This week’s top story picks from the Kentik team.

This week the NSA officially blamed North Korea for the WannaCry ransomware attacks. A Virginia school got creative to keep its students on fast broadband. Ericsson predicts a 5G user spike. The tabs versus spaces programmer debate continues. And the Kentik team advises on avoiding AWS downtime and offers skills for DevOps engineers to know.

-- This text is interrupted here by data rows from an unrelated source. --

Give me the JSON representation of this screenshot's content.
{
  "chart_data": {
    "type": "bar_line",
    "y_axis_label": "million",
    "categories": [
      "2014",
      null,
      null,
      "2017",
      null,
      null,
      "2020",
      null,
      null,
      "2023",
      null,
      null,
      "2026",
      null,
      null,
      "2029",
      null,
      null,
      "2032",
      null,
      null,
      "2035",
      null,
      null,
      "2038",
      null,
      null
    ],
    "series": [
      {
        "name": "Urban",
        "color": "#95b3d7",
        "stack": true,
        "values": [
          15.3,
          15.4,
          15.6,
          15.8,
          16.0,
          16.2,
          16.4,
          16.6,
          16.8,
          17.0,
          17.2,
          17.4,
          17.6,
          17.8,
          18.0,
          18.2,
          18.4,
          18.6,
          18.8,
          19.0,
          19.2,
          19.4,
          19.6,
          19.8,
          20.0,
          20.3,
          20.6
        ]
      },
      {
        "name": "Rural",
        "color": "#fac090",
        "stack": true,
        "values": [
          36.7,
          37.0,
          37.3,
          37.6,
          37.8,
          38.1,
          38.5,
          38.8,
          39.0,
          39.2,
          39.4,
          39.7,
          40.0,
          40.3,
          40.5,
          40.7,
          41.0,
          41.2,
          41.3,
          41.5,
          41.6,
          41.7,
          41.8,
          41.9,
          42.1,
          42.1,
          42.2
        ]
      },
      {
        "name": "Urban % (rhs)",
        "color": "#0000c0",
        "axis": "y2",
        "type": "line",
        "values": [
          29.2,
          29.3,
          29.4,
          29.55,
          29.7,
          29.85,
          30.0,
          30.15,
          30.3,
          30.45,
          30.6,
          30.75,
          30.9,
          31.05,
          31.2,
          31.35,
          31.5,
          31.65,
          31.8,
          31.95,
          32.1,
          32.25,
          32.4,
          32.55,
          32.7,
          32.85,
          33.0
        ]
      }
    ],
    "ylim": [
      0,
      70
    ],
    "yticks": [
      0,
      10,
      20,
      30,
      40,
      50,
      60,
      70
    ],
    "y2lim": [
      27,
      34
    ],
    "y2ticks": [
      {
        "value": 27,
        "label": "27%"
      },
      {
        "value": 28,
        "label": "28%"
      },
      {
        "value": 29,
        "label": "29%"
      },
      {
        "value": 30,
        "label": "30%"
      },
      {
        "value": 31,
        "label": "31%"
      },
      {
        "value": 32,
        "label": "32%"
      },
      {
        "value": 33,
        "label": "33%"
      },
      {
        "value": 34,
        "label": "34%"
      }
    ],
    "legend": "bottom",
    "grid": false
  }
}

Here are those stories and more:

  • NSA Blames North Korea For WannaCry Ransomware (The Verge)
    The U.S. National Security Agency said it has “moderate confidence” that WannaCry, the name of the ransomware that took down thousands of computers, came from North Korean hackers.
  • Know Your AWS Downtime Limits (TechTarget)
    “For many AWS customers, the reality is that most will tolerate some downtime almost fatalistically,” Kentik Co-founder and CEO Avi Freedman told TechTarget in this article on boosting uptime. “Zero downtime is achievable, but only with investment in architecture and layered or multi-vendor solutions.”
  • Tapping Secret Spectrum to Give Kids Fast Broadband (Wired)
    “About five million households with school-aged children are mired in the so-called homework gap, because they can’t afford broadband or they live in underserved rural areas,” the article cites from Pew Research Center. Monticello High School in Albemarle County, Virginia doesn’t want that stat to slow its students education, so it got creative.
  • Ericsson Eyes Half a Billion 5G Users by 2022 (Light Reading)
    Ericsson predicts there will be more than half a billion 5G customers by the end of 2022. According to Light Reading, Ericsson attributes this spike to the momentum behind the technology and the industry’s decision to “fast track its standardization.”
  • ISP Startup Targets Disruption in US Suburbs (Light Reading)
    “In an ISP industry that is dominated by a handful of players, the chances for Common Networks to succeed are slim,” reports Light Reading. However, the startup is targeting suburban markets and believes “it can exploit a customer niche in areas that won’t attract the same fiber investments as larger, denser cities.”
  • Tabs or Spaces? Developer Survey Reveals Where Programmers Make More Money (Ars Technica)
    The tabs or spaces debate continues for developers. But Stack Overflow’s annual survey says developers using spaces make more money. Ars Technica jokes that the latest survey includes “lots of bad news.”
  • 10 Skills Every DevOps Engineer Needs for Success (TechRepublic)
    Network awareness is one of the key skills DevOps engineers need to be success, according to Kentik’s VP of Strategic Alliances Jim Frey in this TechRepublic article. Why? Jim advises, “The end objective of any DevOps project is to successfully deliver an application to the end user who will consume it. That involves the network,” Frey said. “My advice for DevOps engineers is to ignore the network at your peril. A good DevOps engineer will recognize that you have to account for the network in your design, your planning and your testing.”